Publié le Mardi 17 décembre 2013 à 11h35.

Science : un terrain à ne pas délaisser

La science fait partie de la culture nécessaire à la compréhension de ce monde que nous voulons changer. Cette tradition du mouvement ouvrier s’est estompée, notamment au NPA. Ce dossier vise à apporter quelques éléments pour combler un oubli et susciter la réflexion.

Le rapport à la science des courants politiques et intellectuels partisans d’une remise en cause radicale du pouvoir du capital a évolué. Les « pères fondateurs » du marxisme suivaient les travaux scientifiques de leurs temps en s’efforçant de les intégrer à leur projet révolutionnaire. Certains de leurs épigones ont parfois dérivé vers un scientisme naïf à la mesure d’un optimisme historique qui débouchait sur la vision d’une humanité irrésistiblement en marche vers le progrès et le socialisme. A l’inverse, aujourd’hui, beaucoup de partisans affirmés d’une transformation sociale radicale font preuve d’une ignorance, voire d’une méfiance généralisée vis-à-vis de la science – du moins des sciences dures.

Le progrès dans les sciences existe : on sait infiniment plus de choses aujourd’hui qu’hier. Mais, hélas, les conditions nécessaires ne sont pas les conditions suffisantes : ce progrès ne coïncide pas dans cette société avec le progrès tout court. Voilà pourquoi nous voulons la changer. Changer cette société suppose qu’on la connaisse. Qu’on connaisse bien sûr ses rapports sociaux, mais aussi qu’on ait quelques idées concernant les bases matérielles sur lesquelles elle s’édifie. Ne sommes- nous pas matérialistes ?

Une forme nouvelle d’aliénation

Jusqu’à l’invention de la machine à vapeur, tous les individus comprenaient le fonctionnement des outils qu’ils utilisaient. L’électricité a changé la donne. Une forme nouvelle d’aliénation est née. La plupart des gens – y compris les intellectuels de haut niveau  – qui utilisent la télévision, le GPS ou le four à micro-ondes sont totalement incapables d’en expliquer même grossièrement le principe. Si l’on est témoin de ces « miracles », pourquoi ne pas croire en d’autres, comme la transmission de pensée ou l’astrologie qui sont tout autant merveilleuses ? Paradoxalement, donc, cette crédulité nouvelle est à mettre au « crédit » des progrès scientifiques.

Il est facile de dire que « tout est politique » et, sans connaissance de la chose, d’opiner sur les OGM, le nucléaire, le réchauffement climatique ou les pollutions. Mais alors le danger est grand d’identifier la pieuvre Monsanto à tous les OGM et à tous leurs usages possibles.

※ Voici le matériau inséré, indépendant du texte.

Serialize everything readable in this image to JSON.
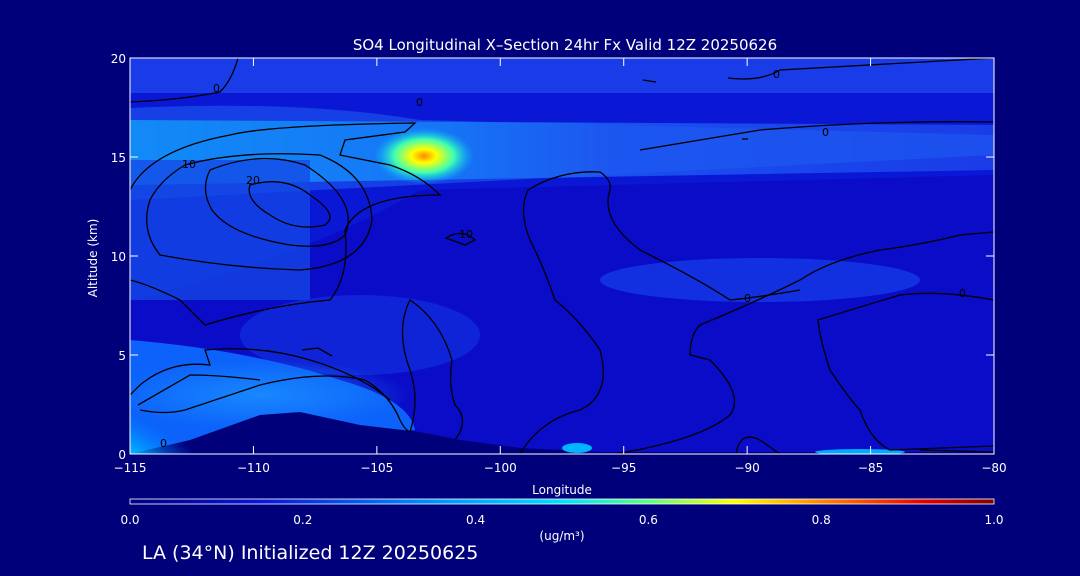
{
  "chart_data": {
    "type": "heatmap",
    "title": "SO4 Longitudinal X–Section 24hr  Fx Valid 12Z 20250626",
    "xlabel": "Longitude",
    "ylabel": "Altitude (km)",
    "xlim": [
      -115,
      -80
    ],
    "ylim": [
      0,
      20
    ],
    "x_ticks": [
      -115,
      -110,
      -105,
      -100,
      -95,
      -90,
      -85,
      -80
    ],
    "x_tick_labels": [
      "−115",
      "−110",
      "−105",
      "−100",
      "−95",
      "−90",
      "−85",
      "−80"
    ],
    "y_ticks": [
      0,
      5,
      10,
      15,
      20
    ],
    "y_tick_labels": [
      "0",
      "5",
      "10",
      "15",
      "20"
    ],
    "colorbar": {
      "min": 0.0,
      "max": 1.0,
      "ticks": [
        0.0,
        0.2,
        0.4,
        0.6,
        0.8,
        1.0
      ],
      "tick_labels": [
        "0.0",
        "0.2",
        "0.4",
        "0.6",
        "0.8",
        "1.0"
      ],
      "unit_label": "(ug/m³)"
    },
    "contour_labels": [
      "0",
      "0",
      "0",
      "10",
      "10",
      "20",
      "0",
      "0",
      "0",
      "0"
    ],
    "colors": {
      "background": "#00007b",
      "low": "#0a14d8",
      "mid": "#00c8ff",
      "high": "#ffff00",
      "max": "#8b0000"
    }
  },
  "footer": {
    "text": "LA (34°N) Initialized 12Z 20250625"
  }
}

Les OGM, comme la radioactivité ou les études des nanoparticules sont des conquêtes de l’esprit humain. Ce sont des découvertes qui potentiellement pourraient permettre de mieux vivre aux milliards d’individus qui peuplent la Terre en ne les obligeant pas à passer par tous les stades de développement qu’ont connus les sociétés occidentales1. 

Une société qui pourra discuter de ses choix

La Ligue des Communistes, dans les années 1840, pouvait être politiquement solidaire des ouvriers qui mettaient des sabots dans les engrenages des machines pour protester contre le chômage ou les cadences, mais elle ne pouvait pas défendre le mot d’ordre « à bas le moteur à vapeur ». Dans une société dominée par la recherche du profit maximum (ou par une bureaucratie incontrôlée), ces conquêtes de l’esprit humain peuvent aussi causer d’énormes dommages.

Il est bien joli de parler du « principe de précaution », mais le capitalisme est congénitalement incapable de penser les choix à long terme. Voilà pourquoi nous devons aujourd’hui nous opposer dans cette société fondée sur le profit à certaines utilisations des OGM ou du nucléaire. Et pour l’avenir, lutter pour l’avènement d’une société qui pourra réellement discuter des bons choix.

Ce dossier s’ouvre par un article sur le bon usage du doute, puis vient une critique du relativisme scientifique, celui qui considère que la prétention des sciences à l’objectivité est une mystification.2 Il se termine par un article sur les bons (et mauvais) usages des OGM. Il ne reflète pas les positions officielles du NPA, qui, Dieu soit loué, n’existent pas.

H. Sandor

Notes :

1 Voir par exemple le rôle du Net et des téléphones portables dans les pays pauvres.

2 Ces deux articles reprennent grosso modo une conférence donnée à l’Université d’été 2013 du NPA. Ils résument en partie le contenu d’un livre d’Hubert Krivine à paraître aux éditions Cassini, De l’atome imaginé à l’atome découvert, essai contre le relativisme scientifique.